Autumn is here across much of Sweden, meaning the season for coughs, colds and flu is upon us. Today's word of the day is a word you can use when you're feeling a bit under the weather.

Swedish word of the day: krasslig

The adjective krasslig is best translated into English as being under the weather or a little bit unwell. You’re not so sick that you’re stuck in bed all day, but you might have a bit of a cough or a headache and aren’t really feeling 100 percent.

Those with small children in Sweden will be well acquainted with this word, as it’s a good way of describing the grey area between when a child is definitely sick and needs to stay home, and when a child is not really sick enough to warrant staying home, but not really feeling their best either – especially when combined with the word små to make småkrasslig (a little bit under the weather).

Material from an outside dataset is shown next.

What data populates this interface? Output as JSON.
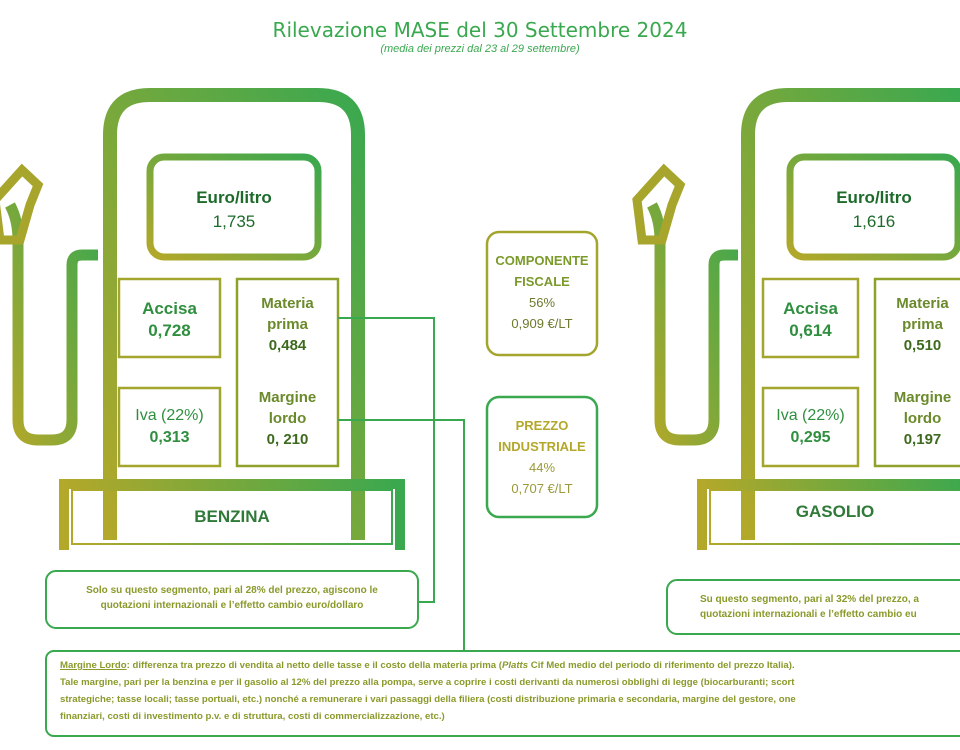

A teacher might say when you pick up your child at the end of the school day that they have been a bit krasslig, so you might need to avvakta (watch and wait) and see if they should stay home the next day. Usually, this means that if things get worse you should keep them at home, but if things are the same or better the next morning they can go back to school.

Adults who feel krasslig may opt to work from home instead of heading into the office, if they can.

As far as the etymology of krasslig is concerned, it probably comes from the verb att krassla, “to work slowly or with difficulty” or “to move yourself with difficulty”. You can also krassla on purpose, for example, at least historically, att krassla ihop something describes the act of putting something together slightly lazily and generally not doing a great job.

An example of something which has been put together badly or lazily in this way could be described as krassleri, while the person responsible for the botched job would be a krasslare. You’re not likely to hear it used in this sense today, though.

Example sentences

Jag känner mig lite krasslig i dag så jag tror jag hoppar filmen i kväll.

I feel a bit poorly today so I think I’ll skip the film tonight.

Hon är lite småkrasslig så det är nog bäst om ni kommer och hämtar henne.

She’s a bit ill so it’s probably for the best if you come and pick her up.